Australian Competition & Consumer Commission Issues Report on 2018 Fraud Trends

On April 29, the Australian Competition & Consumer Commission (ACCC) issued its report for 2018 on scams activity, Targeting Scams.  Key points in the report included the following:

  • In 2018, the ACCC’s Scamwatch service —  which provides information to consumers and small businesses about how to recognize, avoid, and report scams — received a record 177,516 scam reports reflecting more than AU $107 million in losses. That total represents an 18 percent increase in reporting since 2017.   Among all categories of scams reported to Scamwatch, investment scams (AU $38,846,635 in losses) and dating and romance scams (AU $24,648,024 in losses) remained the most financially harmful.
  • When the Scamwatch reports are combined with reports made to the Australian Cybercrime Online Reporting Network (ACORN) and other state and territory government agencies, a total of more than 378,000 reports received reflected losses of AU $489 million. That total represents a 44 percent increase over the aggregate AU $340 million in losses reported in 2017.
  • Among all victims reporting scam losses, the age cohorts with the largest losses were 55-64 (26 percent), 65+ (22 percent), 45-54 (20 percent), 35-44 (15 percent), and 25-34 (13 percent). Men filed fewer reports than women (79,600 versus 94,200), but reported more cumulative losses (AU $56.9 million versus AU $48.8 million).
  • Significant trends in types of scams included:
    • Australian Tax Office (ATO) Scams: A total of more than 137,000 reports to the ATO and Scamwatch involved these scams, which are similar to online scams in which criminals claims to be with the U.S. Internal Revenue Service.
    • “Threats to Life, Arrest or Other” Scams: In 2018, reports and losses attributed to scammers threatening arrest, loss of benefits, and deportation increased to more than 19,000 reports, with AU $3.3 million in reported losses. This total represents a 45 percent increase over 2017.  The ACCC noted that “[t]he significant increase in ATO impersonation scams in late 2018 is a major contributor to this increase.”
    • False Billing Scams: Losses to false-billing scams increased by 97 per cent to AU $5.5 million. The ACCC noted that a large portion of these losses can be attributed to business email compromise (BEC) scams.
    • Remote Access Scams: These scams – which the ACCC described as {“[a] more elaborate version of the classic tech support scam in which scammers impersonate the police and ask for access to a victim’s computer to catch scammers” — resulted in filing of more than 11,300 reports to Scamwatch, with AU $4.7 million in reported losses (a 97 percent increase over 2017).
    • Cryptocurrencies in Scams: The ACCC stated there were 674 reports in which cryptocurrency was used to pay the scammers, with reported losses of AU $6.1 million. Those losses reflect a 190 percent increase over the AU $2.1 million losses reported in 2017.
    • iTunes and Google Play Cards in Scams: The ACCC reported an increase in losses from scams in which scammers requested payment through iTunes cards, with AU $3.1 million in reported losses. Scammers requesting payment through Google Play cards increased dramatically during 2018, as losses rose from AU $1,250 reported in July to AU $179,000 in December.
    • Scams Reported by Businesses: Businesses reported 5,846 scams, with AU $7.2 million in losses. BEC losses reported to Scamwatch totaled more than AU $3.8 million. When combined with reports to ACORN, losses to BEC scams exceeded AU $60 million. That total represents a 170 percent increase over the 2017 combined losses of $22.1 million in reported losses.  The ACCC specifically made reference to a number of reports indicating that BEC scammers were specifically targeting real estate deals, noting that “[t]he real estate sector is particularly attractive for scammers because of these large lump sum transfers between parties without a history of previous interaction.”
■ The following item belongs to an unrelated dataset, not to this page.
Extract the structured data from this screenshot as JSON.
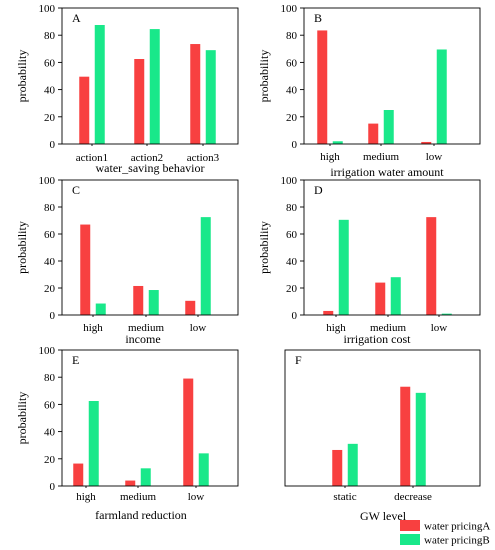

Note: Financial-crimes risk and compliance teams at companies with operations in Australia should take note of the ACCC’s findings and consider sharing information from the report with executives and employees based in Australia.  In addition, risk and compliance teams may find it useful to compare the trend information in the ACCC’s 2018 report and the FBI’s Internet Crime Complaint Center’s 2018 report.